Asia-Pacific governments led by Japan are expected to borrow more than $2.0 trillion in long- and medium-term debt in 2005, Standard and Poor’s (S&P) said today.

This would bring the total sovereign outstanding debt in the region to more than $10 trillion, with more than 80 per cent of the new borrowings issued domestically in Japan, the global credit watchdog said in a statement.

New debt issues with initial maturities of more than one year are forecast to be about $170 billion higher this year, representing nine per cent growth compared to 2004, when they grew by 20 per cent.

S&P, which rates 18 government borrowers in the region, stressed that 2004 debt growth was skewed by the weakening of the US dollar. “Issuance remains robust in 2005 as governments take advantage of a still relatively benign interest rate environment, improved credit fundamentals and tight spreads over US treasuries,” credit analyst Brendan Flynn said. By the end of 2005, Japan alone is projected to account for 83 per cent of total Asia-Pacific gross outstanding debt.
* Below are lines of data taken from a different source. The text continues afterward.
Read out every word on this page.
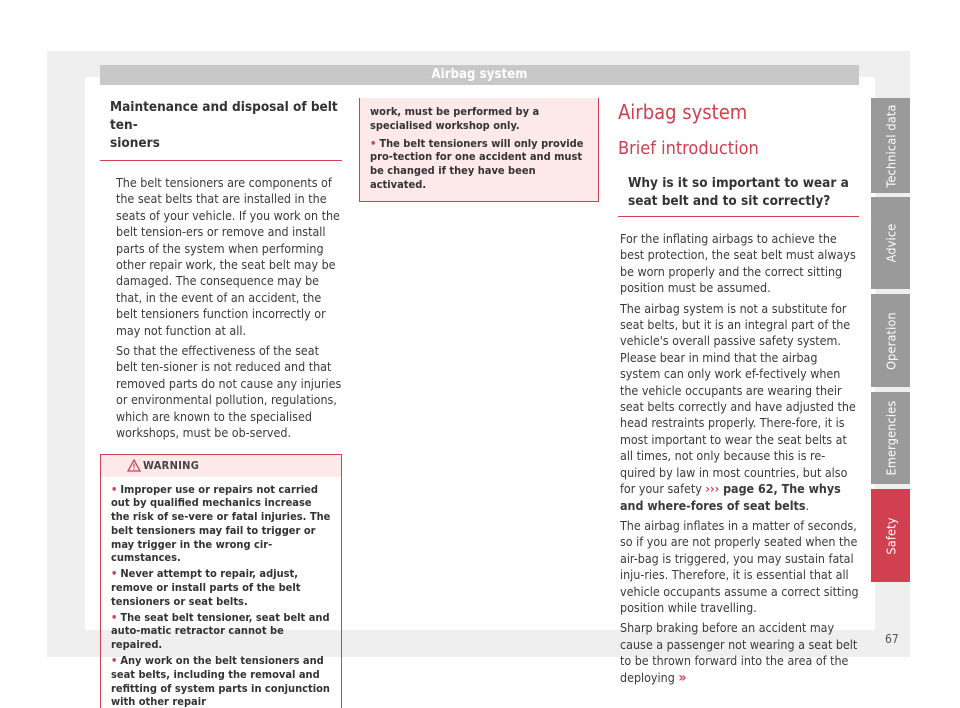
Airbag system
Maintenance and disposal of belt ten-
sioners

The belt tensioners are components of the seat belts that are installed in the seats of your vehicle. If you work on the belt tension-ers or remove and install parts of the system when performing other repair work, the seat belt may be damaged. The consequence may be that, in the event of an accident, the belt tensioners function incorrectly or may not function at all.

So that the effectiveness of the seat belt ten-sioner is not reduced and that removed parts do not cause any injuries or environmental pollution, regulations, which are known to the specialised workshops, must be ob-served.

WARNING
• Improper use or repairs not carried out by qualified mechanics increase the risk of se-vere or fatal injuries. The belt tensioners may fail to trigger or may trigger in the wrong cir-cumstances.
• Never attempt to repair, adjust, remove or install parts of the belt tensioners or seat belts.
• The seat belt tensioner, seat belt and auto-matic retractor cannot be repaired.
• Any work on the belt tensioners and seat belts, including the removal and refitting of system parts in conjunction with other repair
work, must be performed by a specialised workshop only.
• The belt tensioners will only provide pro-tection for one accident and must be changed if they have been activated.
Airbag system
Brief introduction
Why is it so important to wear a seat belt and to sit correctly?

For the inflating airbags to achieve the best protection, the seat belt must always be worn properly and the correct sitting position must be assumed.

The airbag system is not a substitute for seat belts, but it is an integral part of the vehicle's overall passive safety system. Please bear in mind that the airbag system can only work ef-fectively when the vehicle occupants are wearing their seat belts correctly and have adjusted the head restraints properly. There-fore, it is most important to wear the seat belts at all times, not only because this is re-quired by law in most countries, but also for your safety ››› page 62, The whys and where-fores of seat belts.

The airbag inflates in a matter of seconds, so if you are not properly seated when the air-bag is triggered, you may sustain fatal inju-ries. Therefore, it is essential that all vehicle occupants assume a correct sitting position while travelling.

Sharp braking before an accident may cause a passenger not wearing a seat belt to be thrown forward into the area of the deploying »

Technical data
Advice
Operation
Emergencies
Safety
67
“Given Japan’s dominance, the majority of new long- and medium-term debt to be issued in 2005 will be in the AA category,” said another SP analyst, Takahira Ogawa.

Excluding Japan, regional governments will issue some $370 billion in debt this year, bringing the total outstanding to $1.8 trillion, mostly in local currency and inflation-linked borrowings, SP said. S&P noted the increasing popularity of Islamic bond issues in the region. Only the Philippines sources a significant portion of its stock of outstanding debt in foreign currency, resulting in a large foreign portfolio of more than $30 billion, SP noted.